Well, the point I was getting at is that the solution provided only works if the two sublists to be merged to not contain duplicate elements before the k-th element (of course you may not know this fact before looking for the k-th element). So a general, and I would argue correct, solution needs to be able to handle duplicate elements correctly. I do not see a solution that is O(k) for the general case, take, for example:

val k = 3
val m = Array(1,1,1,1,1,1,1,1,1,2,3)
val n = Array(1,1,1,1,1,1,1,1,1)

This particular problem will require m.length+n.length tests as best as I can tell.

@corruptmemory, if you allow duplicate elements t...

2011-05-15T03:53:07.181-03:00

@corruptmemory, if you allow duplicate elements the elementary action "get the k^{th} element of the sorted array" requires at least O(min(k,n-k)). Since imagine you checked through all elements 1..k, and imagine they're all distinct.

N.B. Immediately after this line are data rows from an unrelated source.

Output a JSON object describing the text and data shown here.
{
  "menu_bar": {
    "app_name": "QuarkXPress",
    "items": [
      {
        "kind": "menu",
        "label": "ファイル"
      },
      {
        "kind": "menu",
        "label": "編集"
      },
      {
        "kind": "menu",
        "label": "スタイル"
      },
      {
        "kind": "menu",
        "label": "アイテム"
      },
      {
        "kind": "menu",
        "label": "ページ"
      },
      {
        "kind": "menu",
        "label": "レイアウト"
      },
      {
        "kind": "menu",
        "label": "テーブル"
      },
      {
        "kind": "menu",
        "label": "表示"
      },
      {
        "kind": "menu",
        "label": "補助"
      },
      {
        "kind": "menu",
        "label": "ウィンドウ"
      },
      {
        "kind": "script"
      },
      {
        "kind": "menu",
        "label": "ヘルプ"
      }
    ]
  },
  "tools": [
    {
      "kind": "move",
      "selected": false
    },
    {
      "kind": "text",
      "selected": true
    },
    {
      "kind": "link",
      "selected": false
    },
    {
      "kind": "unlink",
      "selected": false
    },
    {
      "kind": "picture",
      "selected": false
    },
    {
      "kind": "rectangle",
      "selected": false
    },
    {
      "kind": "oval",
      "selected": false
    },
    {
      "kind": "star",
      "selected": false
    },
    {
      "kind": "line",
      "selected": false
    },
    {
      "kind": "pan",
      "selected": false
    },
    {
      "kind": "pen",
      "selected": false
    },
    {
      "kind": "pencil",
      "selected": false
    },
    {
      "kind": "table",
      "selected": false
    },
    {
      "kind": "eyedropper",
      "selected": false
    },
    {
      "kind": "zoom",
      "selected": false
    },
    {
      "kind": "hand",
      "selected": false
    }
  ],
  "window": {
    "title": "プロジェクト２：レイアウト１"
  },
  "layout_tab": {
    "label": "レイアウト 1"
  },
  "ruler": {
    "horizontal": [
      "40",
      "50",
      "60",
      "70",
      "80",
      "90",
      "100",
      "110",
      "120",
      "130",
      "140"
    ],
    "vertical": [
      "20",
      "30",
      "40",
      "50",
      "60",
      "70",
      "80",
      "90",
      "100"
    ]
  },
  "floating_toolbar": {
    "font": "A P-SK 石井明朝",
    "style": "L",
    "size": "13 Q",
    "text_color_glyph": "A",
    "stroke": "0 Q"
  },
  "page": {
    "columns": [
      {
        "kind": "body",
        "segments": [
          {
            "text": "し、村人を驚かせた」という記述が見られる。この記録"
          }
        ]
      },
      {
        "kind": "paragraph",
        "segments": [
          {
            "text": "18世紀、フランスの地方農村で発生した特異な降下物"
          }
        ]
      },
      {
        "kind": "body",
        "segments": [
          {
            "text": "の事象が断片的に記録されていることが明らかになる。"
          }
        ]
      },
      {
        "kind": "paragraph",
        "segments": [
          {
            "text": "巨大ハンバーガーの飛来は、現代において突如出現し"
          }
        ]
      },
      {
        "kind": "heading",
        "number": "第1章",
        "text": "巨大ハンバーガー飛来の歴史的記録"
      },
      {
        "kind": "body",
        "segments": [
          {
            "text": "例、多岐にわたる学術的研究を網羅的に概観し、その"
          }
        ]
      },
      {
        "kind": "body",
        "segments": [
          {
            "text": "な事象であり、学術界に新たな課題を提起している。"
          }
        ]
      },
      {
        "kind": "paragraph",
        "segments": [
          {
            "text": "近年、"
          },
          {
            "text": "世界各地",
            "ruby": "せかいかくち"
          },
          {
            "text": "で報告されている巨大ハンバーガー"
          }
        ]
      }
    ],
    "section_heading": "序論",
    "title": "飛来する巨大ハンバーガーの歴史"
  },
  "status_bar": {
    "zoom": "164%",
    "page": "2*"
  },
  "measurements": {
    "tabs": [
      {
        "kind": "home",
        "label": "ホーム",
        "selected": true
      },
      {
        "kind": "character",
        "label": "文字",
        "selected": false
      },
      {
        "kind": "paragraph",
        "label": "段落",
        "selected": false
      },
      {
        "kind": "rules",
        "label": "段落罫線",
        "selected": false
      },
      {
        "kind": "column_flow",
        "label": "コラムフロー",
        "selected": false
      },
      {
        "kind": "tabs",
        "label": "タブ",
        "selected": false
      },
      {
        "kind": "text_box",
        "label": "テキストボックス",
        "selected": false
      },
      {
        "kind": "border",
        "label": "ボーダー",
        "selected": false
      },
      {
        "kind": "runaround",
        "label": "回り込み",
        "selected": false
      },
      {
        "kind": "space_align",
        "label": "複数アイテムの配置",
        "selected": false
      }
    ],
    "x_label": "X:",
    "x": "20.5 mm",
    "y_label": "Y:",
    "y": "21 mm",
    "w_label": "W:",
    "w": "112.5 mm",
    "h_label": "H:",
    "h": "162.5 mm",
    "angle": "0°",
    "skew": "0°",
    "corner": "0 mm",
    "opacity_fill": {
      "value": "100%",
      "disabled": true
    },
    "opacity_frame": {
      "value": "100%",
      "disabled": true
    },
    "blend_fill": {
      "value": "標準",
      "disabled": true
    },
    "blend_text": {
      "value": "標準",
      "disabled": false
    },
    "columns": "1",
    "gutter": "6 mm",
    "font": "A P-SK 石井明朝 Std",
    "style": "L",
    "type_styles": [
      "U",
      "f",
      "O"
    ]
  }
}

In that case, ar[k] is the k^{th} element if ar[0]≠ar[1] and ar[k+1] is the k^{th} element if ar[0]=ar[1].

You can keep the same algorithm and use described O(k) method of finding the k^th element instead of just applying ar(k), though.

Perhaps this is stated in the original problem, bu...

2011-05-15T02:08:32.271-03:00

Perhaps this is stated in the original problem, but your solution is assuming that the 'k'-th smallest is based on "position" within in the array instead of the 'k'-th smallest number overall.

Limiting the example to 1 array, there are two interpretations of 'k' smallest:

k=3
Array(1,1,1,2,2,4,4,5,5,7,7,8)

Given your solution you would choose 1 as the k-smallest integer whereas I would argue that the k-smallest is 4.